Mixed integer programming with kriging surrogate model technique for dispersion control of photonic crystal fibers

Abstract

In this paper, mixed integer nonlinear programming (MINLP) optimization algorithm integrated with kriging surrogate-model is newly formulated to optimize the dispersion characteristics of photonic crystal fibers (PCFs). The MINLP is linked with full vectorial finite difference method (FVFDM) to optimize the modal properties of the PCFs. Through the optimization process, the design parameters can take real and/or integer values. The integer values can be used to selectively fill the PCF air holes to control its dispersion characteristics.

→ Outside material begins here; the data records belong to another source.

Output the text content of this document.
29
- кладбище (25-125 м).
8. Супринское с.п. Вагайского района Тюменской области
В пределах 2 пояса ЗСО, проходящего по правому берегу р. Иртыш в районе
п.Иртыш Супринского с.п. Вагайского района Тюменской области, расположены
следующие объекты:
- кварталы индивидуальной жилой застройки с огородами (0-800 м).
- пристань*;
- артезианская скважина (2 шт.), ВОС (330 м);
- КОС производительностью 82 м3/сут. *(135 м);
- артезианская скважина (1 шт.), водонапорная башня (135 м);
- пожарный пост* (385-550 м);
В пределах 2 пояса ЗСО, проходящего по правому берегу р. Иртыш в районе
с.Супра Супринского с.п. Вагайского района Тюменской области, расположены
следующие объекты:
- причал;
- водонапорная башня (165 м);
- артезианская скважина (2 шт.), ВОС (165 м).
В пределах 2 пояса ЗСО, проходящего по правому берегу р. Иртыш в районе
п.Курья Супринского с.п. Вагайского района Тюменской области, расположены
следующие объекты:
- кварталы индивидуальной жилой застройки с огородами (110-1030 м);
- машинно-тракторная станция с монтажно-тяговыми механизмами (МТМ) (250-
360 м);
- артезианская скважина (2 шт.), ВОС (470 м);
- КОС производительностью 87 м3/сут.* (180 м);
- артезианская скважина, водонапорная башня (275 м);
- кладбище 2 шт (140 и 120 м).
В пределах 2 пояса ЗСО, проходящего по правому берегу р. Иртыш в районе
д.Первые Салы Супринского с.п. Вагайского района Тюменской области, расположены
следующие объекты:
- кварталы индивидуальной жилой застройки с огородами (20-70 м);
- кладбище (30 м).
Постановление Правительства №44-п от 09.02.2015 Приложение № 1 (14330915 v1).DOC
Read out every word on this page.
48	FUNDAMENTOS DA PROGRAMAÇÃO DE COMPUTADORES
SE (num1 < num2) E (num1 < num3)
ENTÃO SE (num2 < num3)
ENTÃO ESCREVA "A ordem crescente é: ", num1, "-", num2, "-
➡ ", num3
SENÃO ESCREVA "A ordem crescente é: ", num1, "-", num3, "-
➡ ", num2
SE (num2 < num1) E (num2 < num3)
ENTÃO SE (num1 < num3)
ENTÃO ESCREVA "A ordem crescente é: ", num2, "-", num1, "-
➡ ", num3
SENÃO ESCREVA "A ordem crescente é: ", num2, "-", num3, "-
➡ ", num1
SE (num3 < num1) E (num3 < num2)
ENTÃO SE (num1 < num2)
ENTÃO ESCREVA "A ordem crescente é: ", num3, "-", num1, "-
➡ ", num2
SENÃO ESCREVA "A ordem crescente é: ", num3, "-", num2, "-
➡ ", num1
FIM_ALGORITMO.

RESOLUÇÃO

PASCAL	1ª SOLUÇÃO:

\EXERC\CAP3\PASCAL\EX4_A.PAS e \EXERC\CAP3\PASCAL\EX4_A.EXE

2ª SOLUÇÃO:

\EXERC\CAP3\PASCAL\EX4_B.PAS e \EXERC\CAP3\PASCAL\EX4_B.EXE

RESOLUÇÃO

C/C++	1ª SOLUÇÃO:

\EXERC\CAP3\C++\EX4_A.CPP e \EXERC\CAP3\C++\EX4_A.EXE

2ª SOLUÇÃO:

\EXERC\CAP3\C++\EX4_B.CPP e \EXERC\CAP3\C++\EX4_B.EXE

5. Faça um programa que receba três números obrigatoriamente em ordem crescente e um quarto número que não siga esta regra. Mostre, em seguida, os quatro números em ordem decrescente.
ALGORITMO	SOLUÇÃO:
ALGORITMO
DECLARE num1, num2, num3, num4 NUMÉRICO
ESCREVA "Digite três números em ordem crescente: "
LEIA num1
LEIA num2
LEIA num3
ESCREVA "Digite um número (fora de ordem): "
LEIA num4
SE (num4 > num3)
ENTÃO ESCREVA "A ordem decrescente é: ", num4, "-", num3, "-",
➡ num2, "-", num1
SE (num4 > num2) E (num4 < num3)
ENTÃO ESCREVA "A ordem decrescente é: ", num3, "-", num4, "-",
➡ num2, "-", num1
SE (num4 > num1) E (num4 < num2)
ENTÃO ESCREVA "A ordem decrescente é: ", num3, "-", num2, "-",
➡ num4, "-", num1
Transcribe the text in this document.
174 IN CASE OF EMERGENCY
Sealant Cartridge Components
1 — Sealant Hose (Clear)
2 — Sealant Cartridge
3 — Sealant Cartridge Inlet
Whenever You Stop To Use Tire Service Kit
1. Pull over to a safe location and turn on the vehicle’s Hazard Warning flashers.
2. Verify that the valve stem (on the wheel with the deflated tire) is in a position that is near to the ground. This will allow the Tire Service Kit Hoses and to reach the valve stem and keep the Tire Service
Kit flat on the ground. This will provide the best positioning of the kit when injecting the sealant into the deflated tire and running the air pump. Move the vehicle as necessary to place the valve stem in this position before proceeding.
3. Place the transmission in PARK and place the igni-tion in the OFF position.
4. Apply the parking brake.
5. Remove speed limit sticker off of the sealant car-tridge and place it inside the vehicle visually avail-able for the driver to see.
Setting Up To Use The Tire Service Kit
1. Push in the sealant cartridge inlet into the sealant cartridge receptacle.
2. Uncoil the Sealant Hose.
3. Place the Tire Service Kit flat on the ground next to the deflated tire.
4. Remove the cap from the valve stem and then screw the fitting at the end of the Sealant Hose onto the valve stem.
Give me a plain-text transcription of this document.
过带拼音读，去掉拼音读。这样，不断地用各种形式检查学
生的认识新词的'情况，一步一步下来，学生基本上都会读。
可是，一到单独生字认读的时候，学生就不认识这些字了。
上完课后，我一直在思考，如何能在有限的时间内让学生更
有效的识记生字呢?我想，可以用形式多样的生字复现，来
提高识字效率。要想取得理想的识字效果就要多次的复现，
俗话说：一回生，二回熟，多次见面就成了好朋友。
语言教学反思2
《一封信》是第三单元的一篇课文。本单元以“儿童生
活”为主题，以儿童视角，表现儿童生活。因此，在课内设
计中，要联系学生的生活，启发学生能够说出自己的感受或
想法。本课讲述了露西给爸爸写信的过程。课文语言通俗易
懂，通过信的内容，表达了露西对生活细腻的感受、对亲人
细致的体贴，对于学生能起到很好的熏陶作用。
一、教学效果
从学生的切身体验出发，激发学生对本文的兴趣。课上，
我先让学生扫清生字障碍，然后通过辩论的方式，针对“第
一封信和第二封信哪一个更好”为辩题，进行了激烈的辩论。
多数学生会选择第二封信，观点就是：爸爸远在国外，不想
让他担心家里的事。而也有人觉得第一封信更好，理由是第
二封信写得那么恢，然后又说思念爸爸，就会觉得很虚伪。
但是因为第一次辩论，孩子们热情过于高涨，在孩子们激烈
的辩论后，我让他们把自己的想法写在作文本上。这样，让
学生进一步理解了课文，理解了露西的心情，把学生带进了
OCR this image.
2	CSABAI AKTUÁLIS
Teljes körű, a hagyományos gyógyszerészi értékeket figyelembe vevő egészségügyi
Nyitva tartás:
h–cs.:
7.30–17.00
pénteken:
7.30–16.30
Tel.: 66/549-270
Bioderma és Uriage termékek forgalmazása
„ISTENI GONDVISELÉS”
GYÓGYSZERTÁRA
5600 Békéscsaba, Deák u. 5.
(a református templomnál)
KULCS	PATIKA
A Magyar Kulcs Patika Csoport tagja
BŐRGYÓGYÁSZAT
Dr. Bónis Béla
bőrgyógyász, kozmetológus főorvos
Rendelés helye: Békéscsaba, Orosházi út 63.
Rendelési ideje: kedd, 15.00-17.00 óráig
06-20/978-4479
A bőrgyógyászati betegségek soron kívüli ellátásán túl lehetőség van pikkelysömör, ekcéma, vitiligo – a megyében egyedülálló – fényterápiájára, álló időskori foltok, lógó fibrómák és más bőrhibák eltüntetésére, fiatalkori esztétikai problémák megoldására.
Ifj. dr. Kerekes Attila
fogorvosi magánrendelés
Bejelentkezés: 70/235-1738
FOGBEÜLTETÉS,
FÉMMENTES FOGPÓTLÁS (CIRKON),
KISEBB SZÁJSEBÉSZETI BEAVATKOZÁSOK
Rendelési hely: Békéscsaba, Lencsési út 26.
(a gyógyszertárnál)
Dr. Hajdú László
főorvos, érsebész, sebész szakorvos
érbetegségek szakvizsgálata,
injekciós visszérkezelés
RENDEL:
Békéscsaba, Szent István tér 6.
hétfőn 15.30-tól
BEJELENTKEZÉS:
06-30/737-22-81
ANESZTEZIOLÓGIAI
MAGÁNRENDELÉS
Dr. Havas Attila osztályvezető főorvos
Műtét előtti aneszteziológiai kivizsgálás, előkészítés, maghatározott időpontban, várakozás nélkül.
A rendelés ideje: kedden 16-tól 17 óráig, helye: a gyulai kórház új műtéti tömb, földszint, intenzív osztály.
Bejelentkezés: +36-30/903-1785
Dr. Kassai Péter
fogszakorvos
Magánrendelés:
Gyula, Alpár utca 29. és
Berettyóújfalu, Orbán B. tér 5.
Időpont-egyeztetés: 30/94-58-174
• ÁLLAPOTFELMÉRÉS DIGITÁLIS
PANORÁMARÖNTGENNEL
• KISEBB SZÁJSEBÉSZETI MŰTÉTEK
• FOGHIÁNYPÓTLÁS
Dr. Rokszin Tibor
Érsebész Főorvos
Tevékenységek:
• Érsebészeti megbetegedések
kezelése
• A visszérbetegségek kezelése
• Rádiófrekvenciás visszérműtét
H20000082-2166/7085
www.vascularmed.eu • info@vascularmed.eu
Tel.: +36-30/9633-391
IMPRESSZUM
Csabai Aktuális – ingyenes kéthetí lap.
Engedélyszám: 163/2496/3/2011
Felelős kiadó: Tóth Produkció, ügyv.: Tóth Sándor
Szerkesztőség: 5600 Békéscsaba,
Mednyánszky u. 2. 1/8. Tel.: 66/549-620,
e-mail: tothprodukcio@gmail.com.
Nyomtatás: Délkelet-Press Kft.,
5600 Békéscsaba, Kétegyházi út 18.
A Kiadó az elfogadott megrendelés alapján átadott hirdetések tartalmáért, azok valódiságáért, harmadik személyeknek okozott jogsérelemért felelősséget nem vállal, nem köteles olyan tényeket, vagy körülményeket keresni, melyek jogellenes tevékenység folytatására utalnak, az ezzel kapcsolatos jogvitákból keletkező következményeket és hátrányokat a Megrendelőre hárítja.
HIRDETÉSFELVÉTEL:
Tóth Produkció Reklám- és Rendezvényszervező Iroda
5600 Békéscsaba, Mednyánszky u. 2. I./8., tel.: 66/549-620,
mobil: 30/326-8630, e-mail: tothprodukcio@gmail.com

However, the other optimization techniques deal with real design parameters where the PCF can be optimized using none or predefined infiltrated air holes. The MINLP algorithm is used to obtain an ultra-flat zero dispersion over a broadband of wavelength range from 1.25 to 1.6 μm using silica PCF selectively infiltrated with Ethanol material. To show the superiority of the proposed algorithm, nematic liquid crystal selectively infiltrated PCFs are also designed with high negative flat dispersion over wide range of wavelengths from 1.25 to 1.6 μm for the quasi transverse magnetic (TM) and the quasi transverse electric (TE) modes. Such designs have negative flat dispersions of − 163 ± 0.9 and − 170 ± 1.2 ps/Km nm, respectively over the studied wavelength range. Therefore, the MINLP algorithms could be used efficiently for the design and optimization of selectively filled photonic devices.